A large fraction of genetic variants that have been associated with complex traits are found outside of protein coding genes and likely affect gene regulation. Many experimental efforts have been dedicated to mapping regulatory regions in the genome but there are not many systematic methods that integrate functional data and regulatory sequences to predict the potential effect of any genetic variant on any given tissue and motif. Large experimental efforts are characterizing the regulatory genome, yet we are still missing a systematic definition of functional and silent genetic variants in non-coding regions.
In (Moyerbrailean, PLoS Genetics), we developed a novel approach that integrates sequence information and DNase I footprinting data to predict the impact of a sequence change on transcription factor binding. Our approach extends CENTIPEDE model uses footprint information to iteratively improve the motif model (Figure 1).
Applying this approach to 653 DNase-seq samples from the ENCODE and the Roadmap Epigenomics project, we predicted the impact of a genetic variant on TF binding across 153 tissues and 1,372 TF motifs. Each annotation we derived is specific for a cell-type condition or assay and is locally motif-driven. We found 5.8 million genetic variants in footprints, 66% of which are predicted by our model to affect TF binding. Comprehensive examination using allele-specific hypersensitivity (ASH) reveals that only the latter group consistently shows evidence for ASH (3,217 SNPs at 20% FDR), suggesting that most (97%) genetic variants in footprinted regulatory regions are indeed silent.
Annotating those that are not silent allows us to investigate the molecular basis for the genetic architecture of many common traits and also to study the evolutionary properties that different types of regulatory sequences have across tissues or transcription factors.

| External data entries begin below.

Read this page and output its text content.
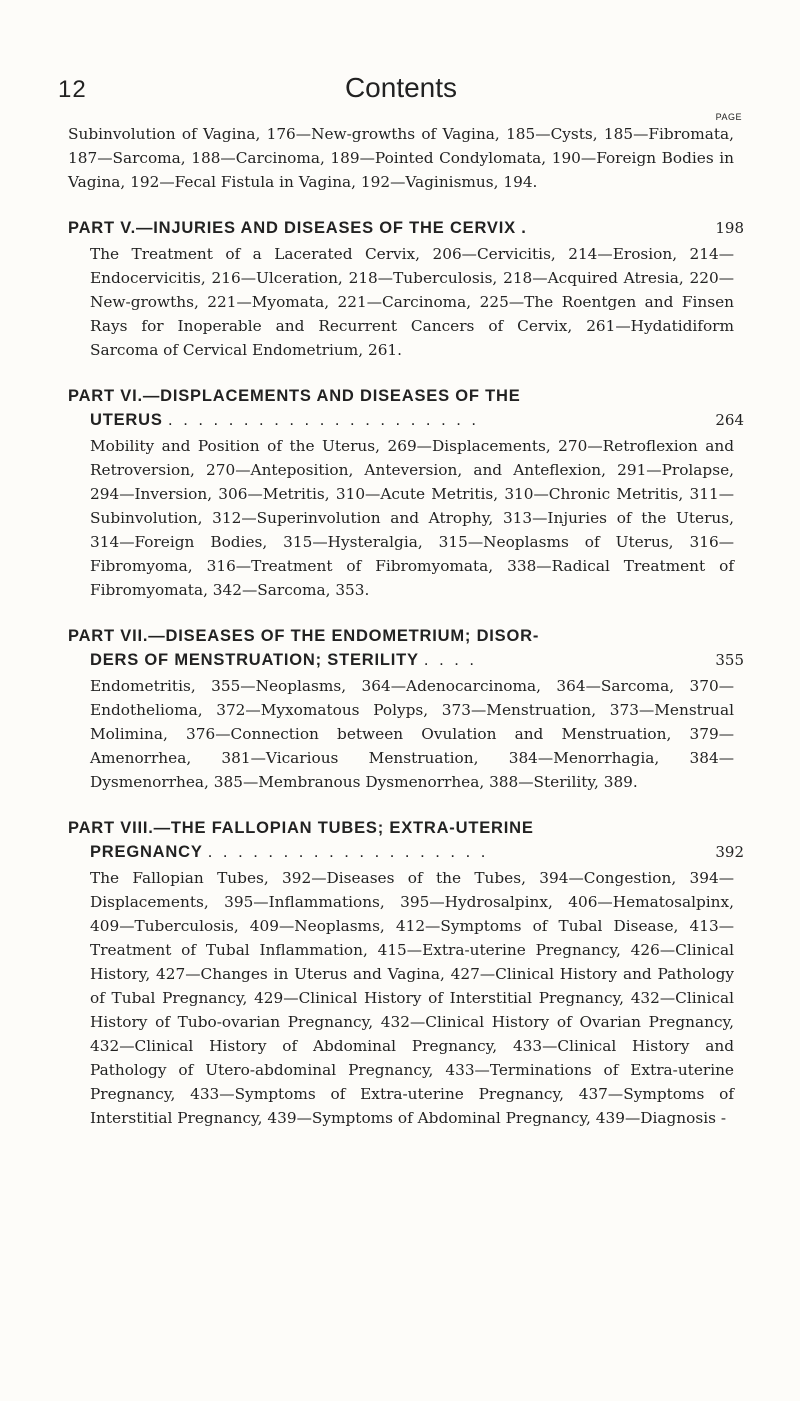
12	Contents
PAGE

Subinvolution of Vagina, 176—New-growths of Vagina, 185—Cysts, 185—Fibromata, 187—Sarcoma, 188—Carcinoma, 189—Pointed Condylomata, 190—Foreign Bodies in Vagina, 192—Fecal Fistula in Vagina, 192—Vaginismus, 194.

PART V.—INJURIES AND DISEASES OF THE CERVIX .	198

The Treatment of a Lacerated Cervix, 206—Cervicitis, 214—Erosion, 214—Endocervicitis, 216—Ulceration, 218—Tuberculosis, 218—Acquired Atresia, 220—New-growths, 221—Myomata, 221—Carcinoma, 225—The Roentgen and Finsen Rays for Inoperable and Recurrent Cancers of Cervix, 261—Hydatidiform Sarcoma of Cervical Endometrium, 261.

PART VI.—DISPLACEMENTS AND DISEASES OF THE
UTERUS . . . . . . . . . . . . . . . . . . . . .	264

Mobility and Position of the Uterus, 269—Displacements, 270—Retroflexion and Retroversion, 270—Anteposition, Anteversion, and Anteflexion, 291—Prolapse, 294—Inversion, 306—Metritis, 310—Acute Metritis, 310—Chronic Metritis, 311—Subinvolution, 312—Superinvolution and Atrophy, 313—Injuries of the Uterus, 314—Foreign Bodies, 315—Hysteralgia, 315—Neoplasms of Uterus, 316—Fibromyoma, 316—Treatment of Fibromyomata, 338—Radical Treatment of Fibromyomata, 342—Sarcoma, 353.

PART VII.—DISEASES OF THE ENDOMETRIUM; DISOR-
DERS OF MENSTRUATION; STERILITY . . . .	355

Endometritis, 355—Neoplasms, 364—Adenocarcinoma, 364—Sarcoma, 370—Endothelioma, 372—Myxomatous Polyps, 373—Menstruation, 373—Menstrual Molimina, 376—Connection between Ovulation and Menstruation, 379—Amenorrhea, 381—Vicarious Menstruation, 384—Menorrhagia, 384—Dysmenorrhea, 385—Membranous Dysmenorrhea, 388—Sterility, 389.

PART VIII.—THE FALLOPIAN TUBES; EXTRA-UTERINE
PREGNANCY . . . . . . . . . . . . . . . . . . .	392

The Fallopian Tubes, 392—Diseases of the Tubes, 394—Congestion, 394—Displacements, 395—Inflammations, 395—Hydrosalpinx, 406—Hematosalpinx, 409—Tuberculosis, 409—Neoplasms, 412—Symptoms of Tubal Disease, 413—Treatment of Tubal Inflammation, 415—Extra-uterine Pregnancy, 426—Clinical History, 427—Changes in Uterus and Vagina, 427—Clinical History and Pathology of Tubal Pregnancy, 429—Clinical History of Interstitial Pregnancy, 432—Clinical History of Tubo-ovarian Pregnancy, 432—Clinical History of Ovarian Pregnancy, 432—Clinical History of Abdominal Pregnancy, 433—Clinical History and Pathology of Utero-abdominal Pregnancy, 433—Terminations of Extra-uterine Pregnancy, 433—Symptoms of Extra-uterine Pregnancy, 437—Symptoms of Interstitial Pregnancy, 439—Symptoms of Abdominal Pregnancy, 439—Diagnosis -
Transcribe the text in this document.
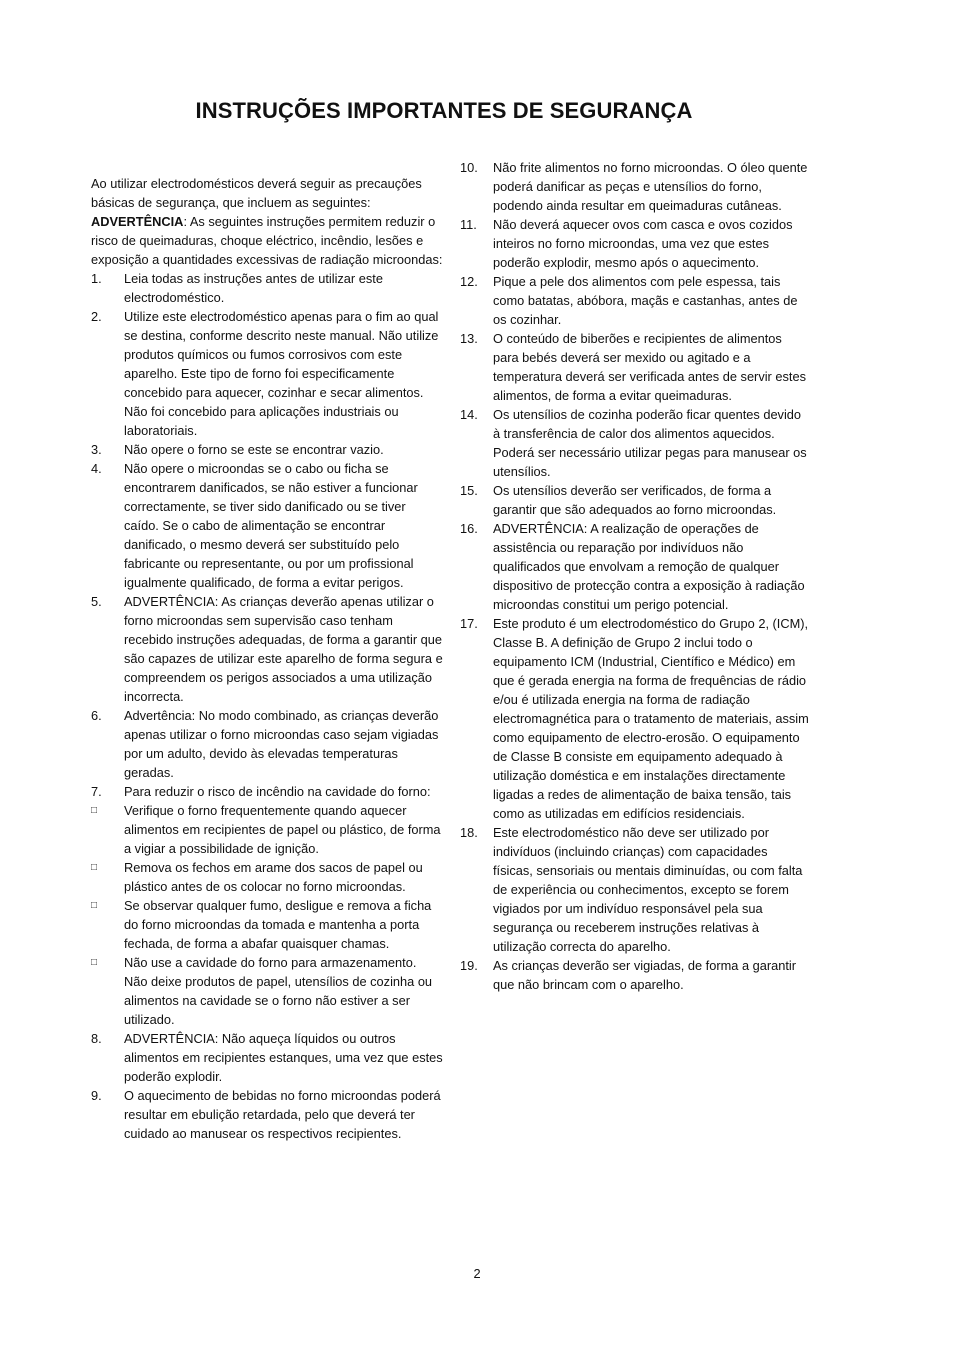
INSTRUÇÕES IMPORTANTES DE SEGURANÇA

Ao utilizar electrodomésticos deverá seguir as precauções básicas de segurança, que incluem as seguintes:

ADVERTÊNCIA: As seguintes instruções permitem reduzir o risco de queimaduras, choque eléctrico, incêndio, lesões e exposição a quantidades excessivas de radiação microondas:

1. Leia todas as instruções antes de utilizar este electrodoméstico.
2. Utilize este electrodoméstico apenas para o fim ao qual se destina, conforme descrito neste manual. Não utilize produtos químicos ou fumos corrosivos com este aparelho. Este tipo de forno foi especificamente concebido para aquecer, cozinhar e secar alimentos. Não foi concebido para aplicações industriais ou laboratoriais.
3. Não opere o forno se este se encontrar vazio.
4. Não opere o microondas se o cabo ou ficha se encontrarem danificados, se não estiver a funcionar correctamente, se tiver sido danificado ou se tiver caído. Se o cabo de alimentação se encontrar danificado, o mesmo deverá ser substituído pelo fabricante ou representante, ou por um profissional igualmente qualificado, de forma a evitar perigos.
5. ADVERTÊNCIA: As crianças deverão apenas utilizar o forno microondas sem supervisão caso tenham recebido instruções adequadas, de forma a garantir que são capazes de utilizar este aparelho de forma segura e compreendem os perigos associados a uma utilização incorrecta.
6. Advertência: No modo combinado, as crianças deverão apenas utilizar o forno microondas caso sejam vigiadas por um adulto, devido às elevadas temperaturas geradas.
7. Para reduzir o risco de incêndio na cavidade do forno:
□ Verifique o forno frequentemente quando aquecer alimentos em recipientes de papel ou plástico, de forma a vigiar a possibilidade de ignição.
□ Remova os fechos em arame dos sacos de papel ou plástico antes de os colocar no forno microondas.
□ Se observar qualquer fumo, desligue e remova a ficha do forno microondas da tomada e mantenha a porta fechada, de forma a abafar quaisquer chamas.
□ Não use a cavidade do forno para armazenamento. Não deixe produtos de papel, utensílios de cozinha ou alimentos na cavidade se o forno não estiver a ser utilizado.
8. ADVERTÊNCIA: Não aqueça líquidos ou outros alimentos em recipientes estanques, uma vez que estes poderão explodir.
9. O aquecimento de bebidas no forno microondas poderá resultar em ebulição retardada, pelo que deverá ter cuidado ao manusear os respectivos recipientes.
10. Não frite alimentos no forno microondas. O óleo quente poderá danificar as peças e utensílios do forno, podendo ainda resultar em queimaduras cutâneas.
11. Não deverá aquecer ovos com casca e ovos cozidos inteiros no forno microondas, uma vez que estes poderão explodir, mesmo após o aquecimento.
12. Pique a pele dos alimentos com pele espessa, tais como batatas, abóbora, maçãs e castanhas, antes de os cozinhar.
13. O conteúdo de biberões e recipientes de alimentos para bebés deverá ser mexido ou agitado e a temperatura deverá ser verificada antes de servir estes alimentos, de forma a evitar queimaduras.
14. Os utensílios de cozinha poderão ficar quentes devido à transferência de calor dos alimentos aquecidos. Poderá ser necessário utilizar pegas para manusear os utensílios.
15. Os utensílios deverão ser verificados, de forma a garantir que são adequados ao forno microondas.
16. ADVERTÊNCIA: A realização de operações de assistência ou reparação por indivíduos não qualificados que envolvam a remoção de qualquer dispositivo de protecção contra a exposição à radiação microondas constitui um perigo potencial.
17. Este produto é um electrodoméstico do Grupo 2, (ICM), Classe B. A definição de Grupo 2 inclui todo o equipamento ICM (Industrial, Científico e Médico) em que é gerada energia na forma de frequências de rádio e/ou é utilizada energia na forma de radiação electromagnética para o tratamento de materiais, assim como equipamento de electro-erosão. O equipamento de Classe B consiste em equipamento adequado à utilização doméstica e em instalações directamente ligadas a redes de alimentação de baixa tensão, tais como as utilizadas em edifícios residenciais.
18. Este electrodoméstico não deve ser utilizado por indivíduos (incluindo crianças) com capacidades físicas, sensoriais ou mentais diminuídas, ou com falta de experiência ou conhecimentos, excepto se forem vigiados por um indivíduo responsável pela sua segurança ou receberem instruções relativas à utilização correcta do aparelho.
19. As crianças deverão ser vigiadas, de forma a garantir que não brincam com o aparelho.
2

Overall, our study supports the concept that polygenic variation in binding sites for distinct classes of transcription factors has been a major target of evolutionary forces contributing to disease risk and complex trait variation in humans.
Combining this information with GWAS data reveals that our annotation helps in computationally fine-mapping 86 SNPs in GWAS hit regions with at least a 2-fold increase in the posterior odds of picking the causal SNP. The rich meta information provided by the tissue-specificity and the identity of the putative TF binding site being affected also helps in identifying the underlying mechanism supporting the association. As an example, the enrichment for LDL level-associated SNPs is 9.1-fold higher among SNPs predicted to affect HNF4 binding sites than in a background model already including tissue-specific annotation.
Similarly, we used this annotation for fine-mapping eQTLs by re-analyzing the GEUVADIS data-set using a new meta-analysis method that can leverage multiple populations (Wen et al., 2014, PLoS Genetics). A large fraction of genetic variants in footprints do not seem to have an impact on gene expression, but those that are predicted to have an impact on binding are more likely to affect gene expression. We are currently using data from GTEx and other close collaborators to develop a deeper understanding on the regulatory grammar of gene regulatory sequences.